When I transported myself back to that little girl, I cried and cried. I saw this frightened little child. This one who tried to please everyone, who swallowed her own feelings, to keep the peace at all times. The giggling, energetic one was still there somewhere deep inside, but whose spirit was now crushed.
This also led to a release of anger for the first time in my life: how could my ex have been violent towards her? Why didn’t my parents protect me? It was like I stood up for myself, for the first time. This wasn’t good enough. They all let me down.
It was taking that child in my arms and hugging her. Telling her, ‘it’s okay’. ‘You weren’t to blame’.
I looked at her now with appreciation for her ability to always be positive, to see the good in others. Her core values were admirable. She was still there in me. And she had survived and found the courage to leave an abusive relationship. She’d found inner strength she never knew she had.
It was time to start to love and appreciate her. What do you love and appreciate about yourself? What do you see?
Learning to love yourself is the most important thing you will ever do, as trust me everything follows from that. As painful and as hard as this is, once you understand where your insecurities came from, why you have low self-esteem and face those fears down, your insecurities will start to melt away. And little by little you begin to love yourself.
I started by doing one nice thing for myself every day. I read every book I could lay my hands on about the dynamics of dysfunctional and abusive relationships, co-dependency and building self-esteem. Then I had to teach her to trust her instincts again. To set healthier boundaries. To learn to say ‘no, that isn’t good enough for me’ when someone crossed them.
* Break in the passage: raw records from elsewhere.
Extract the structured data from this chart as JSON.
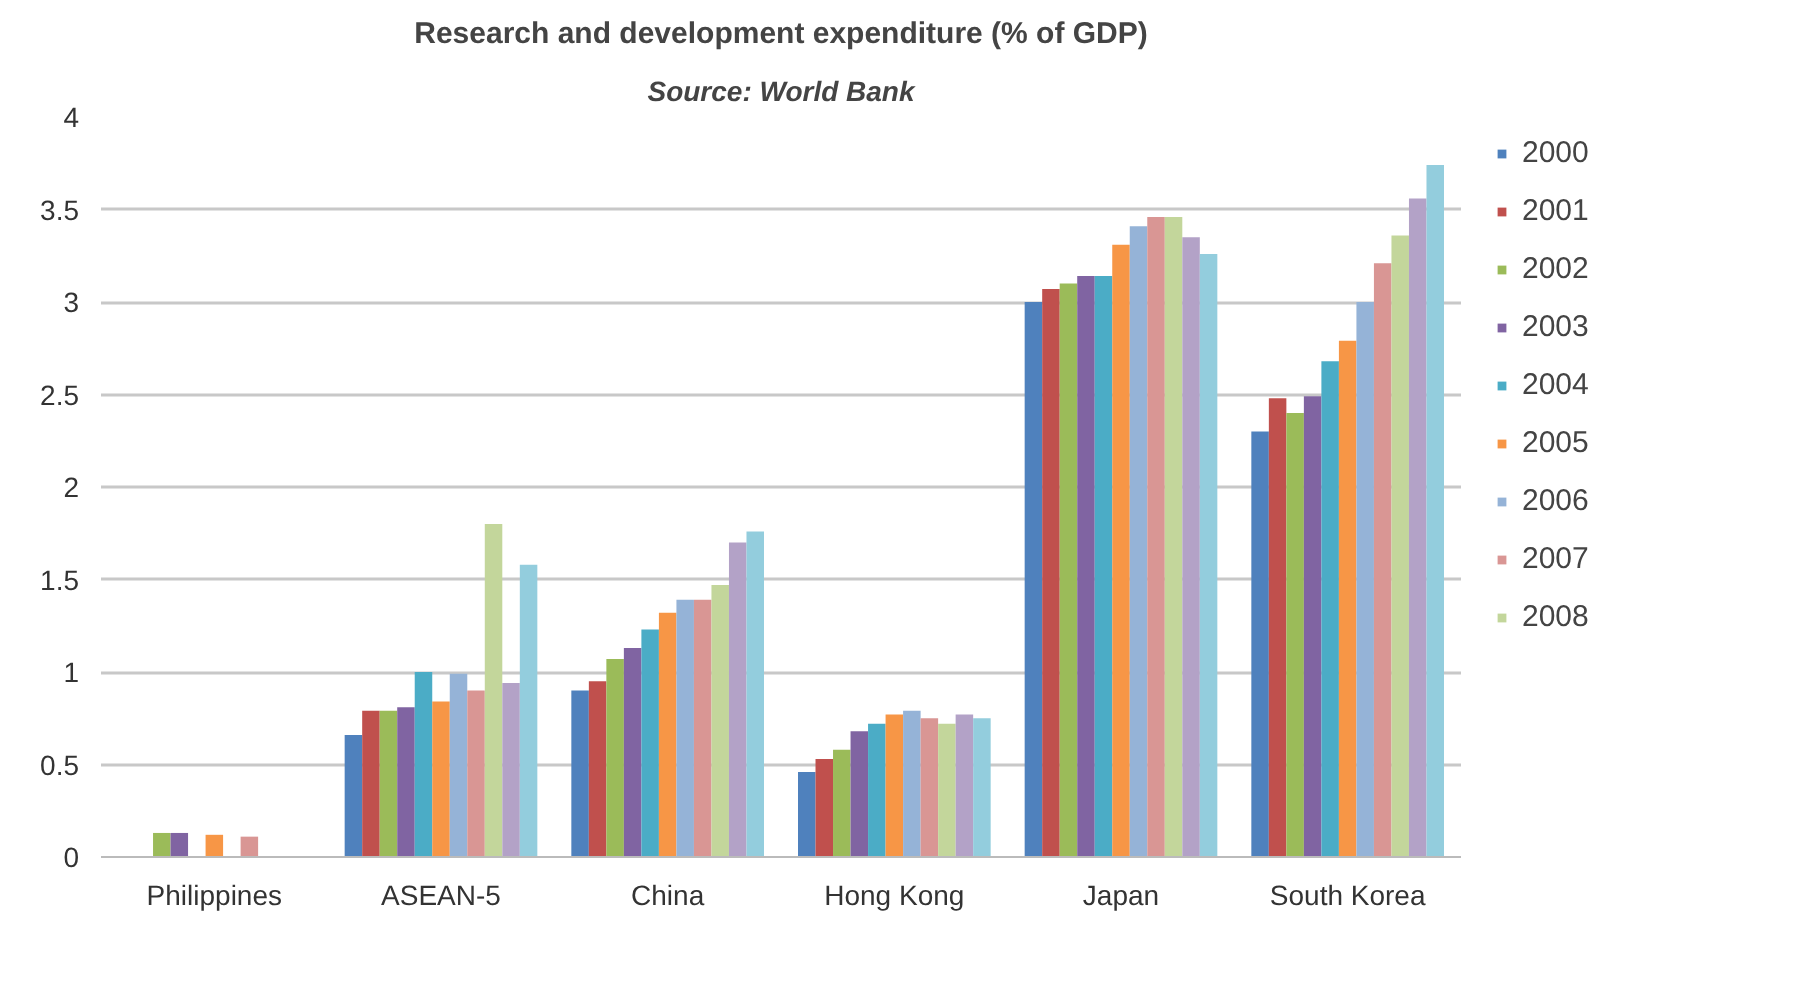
{
  "chart_data": {
    "type": "bar",
    "title": "Research and development expenditure (% of GDP)",
    "subtitle": "Source: World Bank",
    "categories": [
      "Philippines",
      "ASEAN-5",
      "China",
      "Hong Kong",
      "Japan",
      "South Korea"
    ],
    "ylim": [
      0,
      4
    ],
    "yticks": [
      0,
      0.5,
      1,
      1.5,
      2,
      2.5,
      3,
      3.5,
      4
    ],
    "grid": "y",
    "legend": "right",
    "series": [
      {
        "name": "2000",
        "color": "#4f81bd",
        "values": [
          null,
          0.66,
          0.9,
          0.46,
          3.0,
          2.3
        ]
      },
      {
        "name": "2001",
        "color": "#c0504d",
        "values": [
          null,
          0.79,
          0.95,
          0.53,
          3.07,
          2.48
        ]
      },
      {
        "name": "2002",
        "color": "#9bbb59",
        "values": [
          0.13,
          0.79,
          1.07,
          0.58,
          3.1,
          2.4
        ]
      },
      {
        "name": "2003",
        "color": "#8064a2",
        "values": [
          0.13,
          0.81,
          1.13,
          0.68,
          3.14,
          2.49
        ]
      },
      {
        "name": "2004",
        "color": "#4bacc6",
        "values": [
          null,
          1.0,
          1.23,
          0.72,
          3.14,
          2.68
        ]
      },
      {
        "name": "2005",
        "color": "#f79646",
        "values": [
          0.12,
          0.84,
          1.32,
          0.77,
          3.31,
          2.79
        ]
      },
      {
        "name": "2006",
        "color": "#95b3d7",
        "values": [
          null,
          0.99,
          1.39,
          0.79,
          3.41,
          3.0
        ]
      },
      {
        "name": "2007",
        "color": "#d99694",
        "values": [
          0.11,
          0.9,
          1.39,
          0.75,
          3.46,
          3.21
        ]
      },
      {
        "name": "2008",
        "color": "#c3d69b",
        "values": [
          null,
          1.8,
          1.47,
          0.72,
          3.46,
          3.36
        ]
      },
      {
        "color": "#b3a2c7",
        "values": [
          null,
          0.94,
          1.7,
          0.77,
          3.35,
          3.56
        ]
      },
      {
        "color": "#93cddd",
        "values": [
          null,
          1.58,
          1.76,
          0.75,
          3.26,
          3.74
        ]
      }
    ]
  }
}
You only attract someone equal to what you think you are worth. When you work hard on yourself to build that right up, abusive people, who previously saw a chink in your armour, will see you and run a mile. They’ll see that you know they’re not good enough for you. That they cannot push your boundaries down.
Those people who are self-confident and don’t need you to rescue them, will no longer terrify you. And among them will be the one, like I have since found. The person who treats you with kindness and respect. The one who meets your emotional needs and brings out the best in you. The guy (or girl) who allows you to be vulnerable, but safe. They’ll never use that vulnerability as a weapon against you.
Sure, they could walk away any day. But you’ll no longer fear that. You’ll just figure it’s not meant to be. You’ll still be there. And you’ll be enough to meet all your own emotional needs, with or without a partner. You were always enough.